The Habits That Still Matter
For all the changes in law and practice, Blumberg’s advice to younger lawyers starts with something simpler: how they treat people. “Before ‘civility’ was a buzzword, it was just manners,” he said. As a young lawyer, he was shocked by the hostility of opposing counsel. Senior lawyers told him not to engage. “Take the high road,” they said. He did—and still does. “your word has to be your bond,” Blumberg said. “A good reputation takes years to build. It takes a moment to lose.”

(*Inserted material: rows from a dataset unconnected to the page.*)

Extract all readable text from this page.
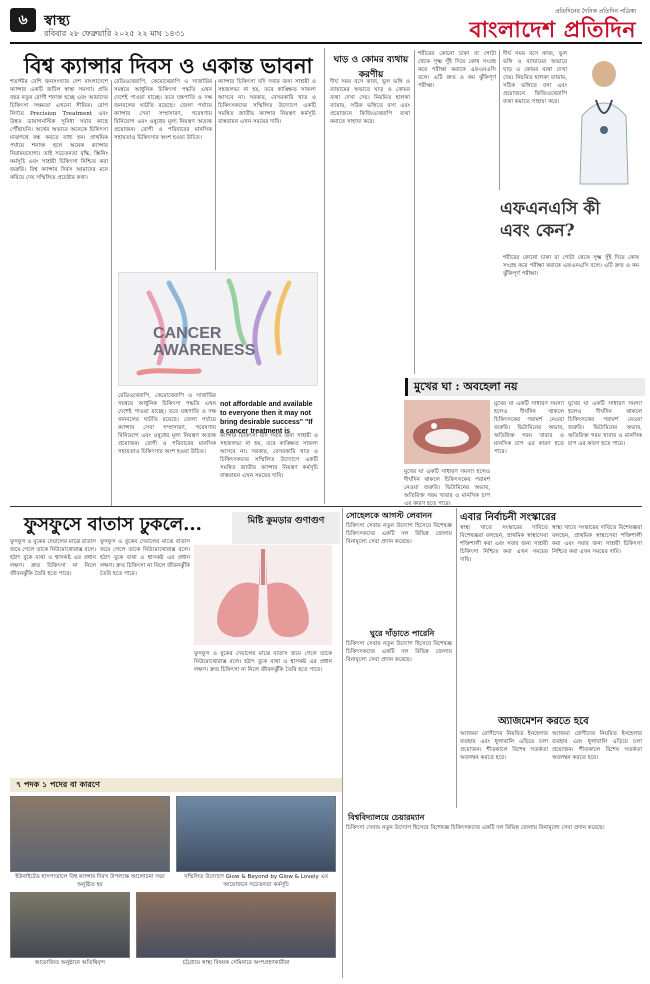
৬	স্বাস্থ্য
রবিবার ২৮ ফেব্রুয়ারি ২০২৫ ২২ মাঘ ১৪৩১
প্রতিদিনের দৈনিক প্রতিদিন পত্রিকা
বাংলাদেশ প্রতিদিন
বিশ্ব ক্যান্সার দিবস ও একান্ত ভাবনা
শতাব্দীর বেশি জনসংখ্যার দেশ বাংলাদেশে ক্যান্সার একটি জটিল স্বাস্থ্য সমস্যা। প্রতি বছর নতুন রোগী শনাক্ত হচ্ছে এবং আমাদের চিকিৎসা সক্ষমতা এখনো সীমিত। রোগ নির্ণয়ে Precision Treatment এবং উন্নত ডায়াগনস্টিক সুবিধা সবার কাছে পৌঁছায়নি। অর্থের অভাবে অনেকে চিকিৎসা মাঝপথে বন্ধ করতে বাধ্য হন। প্রাথমিক পর্যায়ে শনাক্ত হলে অনেক ক্যান্সার নিরাময়যোগ্য। তাই সচেতনতা বৃদ্ধি, স্ক্রিনিং কর্মসূচি এবং সাশ্রয়ী চিকিৎসা নিশ্চিত করা জরুরি। বিশ্ব ক্যান্সার দিবস আমাদের মনে করিয়ে দেয় সম্মিলিত প্রচেষ্টার কথা।
রেডিওথেরাপি, কেমোথেরাপি ও সার্জারির সমন্বয়ে আধুনিক চিকিৎসা পদ্ধতি এখন দেশেই পাওয়া যাচ্ছে। তবে যন্ত্রপাতি ও দক্ষ জনবলের ঘাটতি রয়েছে। জেলা পর্যায়ে ক্যান্সার সেবা সম্প্রসারণ, গবেষণায় বিনিয়োগ এবং ওষুধের মূল্য নিয়ন্ত্রণ অত্যন্ত প্রয়োজন। রোগী ও পরিবারের মানসিক সহায়তাও চিকিৎসার অংশ হওয়া উচিত।
ক্যান্সার চিকিৎসা যদি সবার জন্য সাশ্রয়ী ও সহজলভ্য না হয়, তবে কাঙ্ক্ষিত সাফল্য আসবে না। সরকার, বেসরকারি খাত ও চিকিৎসকদের সম্মিলিত উদ্যোগে একটি সমন্বিত জাতীয় ক্যান্সার নিয়ন্ত্রণ কর্মসূচি বাস্তবায়ন এখন সময়ের দাবি।
CANCER
AWARENESS
not affordable and available to everyone then it may not bring desirable success" "If a cancer treatment is
রেডিওথেরাপি, কেমোথেরাপি ও সার্জারির সমন্বয়ে আধুনিক চিকিৎসা পদ্ধতি এখন দেশেই পাওয়া যাচ্ছে। তবে যন্ত্রপাতি ও দক্ষ জনবলের ঘাটতি রয়েছে। জেলা পর্যায়ে ক্যান্সার সেবা সম্প্রসারণ, গবেষণায় বিনিয়োগ এবং ওষুধের মূল্য নিয়ন্ত্রণ অত্যন্ত প্রয়োজন। রোগী ও পরিবারের মানসিক সহায়তাও চিকিৎসার অংশ হওয়া উচিত।
ক্যান্সার চিকিৎসা যদি সবার জন্য সাশ্রয়ী ও সহজলভ্য না হয়, তবে কাঙ্ক্ষিত সাফল্য আসবে না। সরকার, বেসরকারি খাত ও চিকিৎসকদের সম্মিলিত উদ্যোগে একটি সমন্বিত জাতীয় ক্যান্সার নিয়ন্ত্রণ কর্মসূচি বাস্তবায়ন এখন সময়ের দাবি।
ঘাড় ও কোমর ব্যথায় করণীয়
দীর্ঘ সময় বসে কাজ, ভুল ভঙ্গি ও ব্যায়ামের অভাবে ঘাড় ও কোমর ব্যথা দেখা দেয়। নিয়মিত হালকা ব্যায়াম, সঠিক ভঙ্গিতে বসা এবং প্রয়োজনে ফিজিওথেরাপি ব্যথা কমাতে সাহায্য করে।
শরীরের কোনো চাকা বা গোটা থেকে সূক্ষ্ম সুঁই দিয়ে কোষ সংগ্রহ করে পরীক্ষা করাকে এফএনএসি বলে। এটি দ্রুত ও কম ঝুঁকিপূর্ণ পরীক্ষা।
দীর্ঘ সময় বসে কাজ, ভুল ভঙ্গি ও ব্যায়ামের অভাবে ঘাড় ও কোমর ব্যথা দেখা দেয়। নিয়মিত হালকা ব্যায়াম, সঠিক ভঙ্গিতে বসা এবং প্রয়োজনে ফিজিওথেরাপি ব্যথা কমাতে সাহায্য করে।
এফএনএসি কী এবং কেন?
শরীরের কোনো চাকা বা গোটা থেকে সূক্ষ্ম সুঁই দিয়ে কোষ সংগ্রহ করে পরীক্ষা করাকে এফএনএসি বলে। এটি দ্রুত ও কম ঝুঁকিপূর্ণ পরীক্ষা।
মুখের ঘা : অবহেলা নয়
মুখের ঘা একটি সাধারণ সমস্যা হলেও দীর্ঘদিন থাকলে চিকিৎসকের পরামর্শ নেওয়া জরুরি। ভিটামিনের অভাব, অতিরিক্ত গরম খাবার ও মানসিক চাপ এর কারণ হতে পারে।
মুখের ঘা একটি সাধারণ সমস্যা হলেও দীর্ঘদিন থাকলে চিকিৎসকের পরামর্শ নেওয়া জরুরি। ভিটামিনের অভাব, অতিরিক্ত গরম খাবার ও মানসিক চাপ এর কারণ হতে পারে।
মুখের ঘা একটি সাধারণ সমস্যা হলেও দীর্ঘদিন থাকলে চিকিৎসকের পরামর্শ নেওয়া জরুরি। ভিটামিনের অভাব, অতিরিক্ত গরম খাবার ও মানসিক চাপ এর কারণ হতে পারে।
ফুসফুসে বাতাস ঢুকলে...
ফুসফুস ও বুকের দেয়ালের মাঝে বাতাস জমে গেলে তাকে নিউমোথোরাক্স বলে। হঠাৎ বুকে ব্যথা ও শ্বাসকষ্ট এর প্রধান লক্ষণ। দ্রুত চিকিৎসা না নিলে জীবনঝুঁকি তৈরি হতে পারে।
ফুসফুস ও বুকের দেয়ালের মাঝে বাতাস জমে গেলে তাকে নিউমোথোরাক্স বলে। হঠাৎ বুকে ব্যথা ও শ্বাসকষ্ট এর প্রধান লক্ষণ। দ্রুত চিকিৎসা না নিলে জীবনঝুঁকি তৈরি হতে পারে।
ফুসফুস ও বুকের দেয়ালের মাঝে বাতাস জমে গেলে তাকে নিউমোথোরাক্স বলে। হঠাৎ বুকে ব্যথা ও শ্বাসকষ্ট এর প্রধান লক্ষণ। দ্রুত চিকিৎসা না নিলে জীবনঝুঁকি তৈরি হতে পারে।
মিষ্টি কুমড়ার গুণাগুণ
সোহেলকে আগস্ট লেবানন
চিকিৎসা সেবায় নতুন উদ্যোগ হিসেবে বিশেষজ্ঞ চিকিৎসকদের একটি দল বিভিন্ন জেলায় বিনামূল্যে সেবা প্রদান করেছে।
ঘুরে দাঁড়াতে পারেনি
চিকিৎসা সেবায় নতুন উদ্যোগ হিসেবে বিশেষজ্ঞ চিকিৎসকদের একটি দল বিভিন্ন জেলায় বিনামূল্যে সেবা প্রদান করেছে।
বিশ্ববিদ্যালয়ে চেয়ারম্যান
চিকিৎসা সেবায় নতুন উদ্যোগ হিসেবে বিশেষজ্ঞ চিকিৎসকদের একটি দল বিভিন্ন জেলায় বিনামূল্যে সেবা প্রদান করেছে।
এবার নির্বাচনী সংস্কারের
স্বাস্থ্য খাতে সংস্কারের দাবিতে বিশেষজ্ঞরা বলছেন, প্রাথমিক স্বাস্থ্যসেবা শক্তিশালী করা এবং সবার জন্য সাশ্রয়ী চিকিৎসা নিশ্চিত করা এখন সময়ের দাবি।
স্বাস্থ্য খাতে সংস্কারের দাবিতে বিশেষজ্ঞরা বলছেন, প্রাথমিক স্বাস্থ্যসেবা শক্তিশালী করা এবং সবার জন্য সাশ্রয়ী চিকিৎসা নিশ্চিত করা এখন সময়ের দাবি।
অ্যাজমেশন করতে হবে
অ্যাজমা রোগীদের নিয়মিত ইনহেলার ব্যবহার এবং ধুলাবালি এড়িয়ে চলা প্রয়োজন। শীতকালে বিশেষ সতর্কতা অবলম্বন করতে হবে।
অ্যাজমা রোগীদের নিয়মিত ইনহেলার ব্যবহার এবং ধুলাবালি এড়িয়ে চলা প্রয়োজন। শীতকালে বিশেষ সতর্কতা অবলম্বন করতে হবে।
৭ পদক ১ পদের বা কারণে
ইউনাইটেড হাসপাতালে বিশ্ব ক্যান্সার দিবস উপলক্ষে আলোচনা সভা অনুষ্ঠিত হয়
সম্মিলিত উদ্যোগে Glow & Beyond by Glow & Lovely এর আয়োজনে সচেতনতা কর্মসূচি
আয়োজিত অনুষ্ঠানে অতিথিবৃন্দ	চট্টগ্রামে স্বাস্থ্য বিষয়ক সেমিনারে অংশগ্রহণকারীরা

Why Bar Work Still Matters
Blumberg has spent decades in bar leadership, from the Florida Bar to national roles, and remains a strong advocate for lawyer involvement. “Bar work is critically important,” he said. With fewer in-person hearings and less organic interaction, he worries younger lawyers are missing opportunities to learn from others and
build referral networks. “you’re not meeting people the way you used to,” he said. “you’re not learning by watching.” His own practice, he noted, has long relied
on referrals from other lawyers. “But how is one going to meet those lawyers?” he asked. The firm has encouraged Caballero and the younger Blumberg to participate in organized Bar work and has watched as both have chaired standing
committees of the Florida Bar.
Still Learning
Despite decades of experience and recognition— including listings in Best Lawyers in America and Florida Super Lawyers—Blumberg insists he is still evolving. “I’m learning every day,” he said. “I’m just now starting to feel like I know what I’m doing. Just when I think I’ve seen it all, something new pops up. To me, the practice is exciting and invigorating and I wouldn’t change things for the world.” He also rejects the idea of slowing down. “Working up and trying cases is a joy,” he said. “If you like
what you’re doing, why would you want to stop?” For Blumberg, the answer is clear. The law isn’t just a profession. It’s a responsibility—and a calling he’s not going to give up. “For me,” Blumberg said, “the best is yet to come.”